Почему мать больше любила Ваську – она и спустя десятки лет вряд ли смогла бы объяснить. Но Ваське ничего не запрещалось и всё покупалось, а мне…
— Гришка, помоги брату одеться! Видишь, он в рукаве запутался. Запутался, да, мой слядкий? – сюсюкала мама, пыхтя, застёгивая сапог на своей ноге.
Я, полностью одетый, безропотно помогал четырёхлетнему Васе вывернуть рукав и напялить на руку. В груди ворочалась обида. Меня «слядким» никто не называл.
—————————————————
— Гриша, я когда сказала мусор вынести? Почему ведро полное до сих пор? – взрывалась мать.

Я, десятилетний, хмурил брови и негромко шипел:
— Да почему я-то опять? Васька не может вынести?
Мать отмахивалась от меня, как от жужжащей мухи. Я, сцепив зубы, выносил мусор.
——————————————————
А потом, когда нам исполнилось по двенадцать лет, произошло событие, которое на мой взгляд выходило за все рамки добра и зла. Мать купила Ваське велосипед. А мне не купила.
— Я не миллионерша. Один на двоих вам. Будете делиться.
Они покупали его с Васей. Брат считал велик своим. Я точно знал, что делиться он будет редко и неохотно. Василий не привык делиться, он был слишком избалованным и эгоистичным. Мой брат-близнец.
Подруга матери, Яна, приходя в гости, говорила ей:
— Почему ты их так разделяешь, Катя? Так по-разному любишь? Они же одинаковые!
Я после этих слов подходил к зеркалу, хмурил брови, лохматил чёлку – не были мы одинаковыми. Брат – неженка и слюнтяй, маменькин сынок, которому всё преподносят на блюдечке с голубой каёмочкой.

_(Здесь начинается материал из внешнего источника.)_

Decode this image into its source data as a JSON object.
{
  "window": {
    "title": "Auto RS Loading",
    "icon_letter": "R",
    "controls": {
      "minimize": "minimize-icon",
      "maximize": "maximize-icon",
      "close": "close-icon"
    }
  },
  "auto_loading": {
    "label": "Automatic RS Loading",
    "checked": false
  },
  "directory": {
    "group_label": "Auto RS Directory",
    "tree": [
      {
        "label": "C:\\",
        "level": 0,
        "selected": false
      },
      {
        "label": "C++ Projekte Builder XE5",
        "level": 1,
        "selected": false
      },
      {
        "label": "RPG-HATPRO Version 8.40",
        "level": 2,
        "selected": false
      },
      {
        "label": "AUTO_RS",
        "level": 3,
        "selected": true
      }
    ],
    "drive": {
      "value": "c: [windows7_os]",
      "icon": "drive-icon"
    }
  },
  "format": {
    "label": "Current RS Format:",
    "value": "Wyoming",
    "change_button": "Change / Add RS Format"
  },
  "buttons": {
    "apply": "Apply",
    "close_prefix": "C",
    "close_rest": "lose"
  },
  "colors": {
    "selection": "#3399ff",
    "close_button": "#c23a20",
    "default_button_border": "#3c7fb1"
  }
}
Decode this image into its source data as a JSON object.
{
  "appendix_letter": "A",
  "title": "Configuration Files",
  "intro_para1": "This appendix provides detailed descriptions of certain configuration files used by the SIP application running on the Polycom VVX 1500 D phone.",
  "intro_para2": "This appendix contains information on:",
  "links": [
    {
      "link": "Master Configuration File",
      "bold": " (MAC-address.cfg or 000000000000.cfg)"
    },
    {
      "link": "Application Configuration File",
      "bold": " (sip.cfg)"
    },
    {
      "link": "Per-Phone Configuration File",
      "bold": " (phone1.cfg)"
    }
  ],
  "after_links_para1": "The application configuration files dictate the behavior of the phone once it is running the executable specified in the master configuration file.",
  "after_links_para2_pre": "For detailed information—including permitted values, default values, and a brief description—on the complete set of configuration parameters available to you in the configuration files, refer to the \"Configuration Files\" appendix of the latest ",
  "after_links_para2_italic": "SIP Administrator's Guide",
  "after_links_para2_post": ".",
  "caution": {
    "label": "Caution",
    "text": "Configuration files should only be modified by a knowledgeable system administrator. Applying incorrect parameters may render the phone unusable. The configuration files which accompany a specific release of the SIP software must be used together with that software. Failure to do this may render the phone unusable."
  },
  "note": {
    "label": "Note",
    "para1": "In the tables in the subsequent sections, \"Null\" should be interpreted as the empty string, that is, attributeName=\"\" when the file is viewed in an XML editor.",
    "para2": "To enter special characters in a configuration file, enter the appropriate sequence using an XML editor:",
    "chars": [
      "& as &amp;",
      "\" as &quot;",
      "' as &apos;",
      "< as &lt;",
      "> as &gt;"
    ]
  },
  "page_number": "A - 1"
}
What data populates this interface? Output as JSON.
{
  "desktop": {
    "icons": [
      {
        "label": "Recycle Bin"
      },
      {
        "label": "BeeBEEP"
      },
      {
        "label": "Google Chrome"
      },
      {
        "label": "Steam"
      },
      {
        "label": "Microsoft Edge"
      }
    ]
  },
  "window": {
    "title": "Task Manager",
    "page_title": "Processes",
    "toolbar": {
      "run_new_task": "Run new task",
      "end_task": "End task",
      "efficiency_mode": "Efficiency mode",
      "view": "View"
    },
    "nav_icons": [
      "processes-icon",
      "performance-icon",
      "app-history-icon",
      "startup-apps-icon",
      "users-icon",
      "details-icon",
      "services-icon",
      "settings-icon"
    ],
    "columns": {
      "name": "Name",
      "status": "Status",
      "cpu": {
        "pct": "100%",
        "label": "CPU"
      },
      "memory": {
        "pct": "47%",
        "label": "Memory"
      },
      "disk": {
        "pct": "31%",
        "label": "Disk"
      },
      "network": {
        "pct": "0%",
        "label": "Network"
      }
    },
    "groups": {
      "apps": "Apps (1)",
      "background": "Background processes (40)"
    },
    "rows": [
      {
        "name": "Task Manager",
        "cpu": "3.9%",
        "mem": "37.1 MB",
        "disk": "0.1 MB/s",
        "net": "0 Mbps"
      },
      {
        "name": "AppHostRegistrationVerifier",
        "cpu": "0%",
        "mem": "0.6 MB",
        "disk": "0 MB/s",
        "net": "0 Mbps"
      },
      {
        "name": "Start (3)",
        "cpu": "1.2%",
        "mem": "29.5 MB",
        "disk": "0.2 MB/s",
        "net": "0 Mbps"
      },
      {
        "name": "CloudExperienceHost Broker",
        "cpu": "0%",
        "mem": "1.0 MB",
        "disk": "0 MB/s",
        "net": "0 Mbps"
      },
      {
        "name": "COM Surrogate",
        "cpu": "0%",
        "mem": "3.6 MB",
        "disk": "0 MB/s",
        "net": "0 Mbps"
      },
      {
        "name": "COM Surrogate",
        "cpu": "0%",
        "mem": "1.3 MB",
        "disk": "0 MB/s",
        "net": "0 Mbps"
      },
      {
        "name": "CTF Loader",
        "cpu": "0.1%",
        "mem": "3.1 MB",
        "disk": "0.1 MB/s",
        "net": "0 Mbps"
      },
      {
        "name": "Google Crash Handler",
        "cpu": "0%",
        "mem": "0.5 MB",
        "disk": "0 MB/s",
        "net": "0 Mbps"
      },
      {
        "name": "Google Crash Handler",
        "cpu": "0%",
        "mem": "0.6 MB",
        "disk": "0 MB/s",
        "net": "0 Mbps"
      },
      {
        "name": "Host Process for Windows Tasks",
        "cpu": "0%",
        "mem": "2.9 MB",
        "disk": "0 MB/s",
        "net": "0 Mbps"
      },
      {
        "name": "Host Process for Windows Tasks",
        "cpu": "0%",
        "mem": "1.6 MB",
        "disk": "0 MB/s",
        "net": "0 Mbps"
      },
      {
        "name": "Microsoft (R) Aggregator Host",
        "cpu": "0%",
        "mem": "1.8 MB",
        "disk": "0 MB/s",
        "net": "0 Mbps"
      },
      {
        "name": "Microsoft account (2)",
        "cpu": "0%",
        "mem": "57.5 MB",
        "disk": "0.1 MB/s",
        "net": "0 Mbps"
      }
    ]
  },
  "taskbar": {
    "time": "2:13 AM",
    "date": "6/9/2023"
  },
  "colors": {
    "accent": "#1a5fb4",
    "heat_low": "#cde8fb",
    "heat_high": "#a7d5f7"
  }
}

— Не придумывай. Они разные. И я их обоих люблю. – возражала мать, злясь на Яну за правду.
Может, существовала какая-то теория, по которой близнецов должны были поделить между собой родители, и любить каждый своего. Я так думал – а что мне оставалось. Вот был бы у меня папа, он бы любил меня – логично же? Но папы у меня не было. Папа замёрз на остановке, когда возвращался от друга выпивший. Нам с Васькой тогда было по три года. Уснул и замёрз. И никто не подошёл, не побеспокоился, не разбудил, не помог. Такая вот негеройская смерть. Был бы жив отец, точно любил бы меня. Этой мыслью я и успокаивал себя.
Часто мать ругалась, что я плохо учусь. А Васенька – хорошо. Ещё бы я хорошо учился! Да я назло делал это плохо. Назло ей, потому, что она так нас разделяла. И Ваську я должен был любить, но ненавидел всей душой. За что мне было любить своего брата-близнеца? Как я и говорил, даже велосипед, купленный нам в шестом классе, Васька мне почти никогда не давал покататься. А если и давал, либо выторговывал какую-нибудь услугу или вещь, либо совсем ненадолго. Как чужому.
Пройдя непростой переходный возраст вторым, не особо любимым, сыном, я вдруг понял: надо учиться. И наплевать на них на всех. Выучусь, получу профессию, уеду от мамы с Васей подальше. Пусть живут как хотят.
Васька наоборот связался с дурной компанией и начал пить, курить, а может чего и похуже – я не вникал.
— Куда ты смотришь? – плакала мать, ломая руки. – Твой брат в беде! Ты должен помочь ему!
— С чего ради я ему что-то там должен? – удивлялся я. – Сама разбаловала, вот и получай теперь.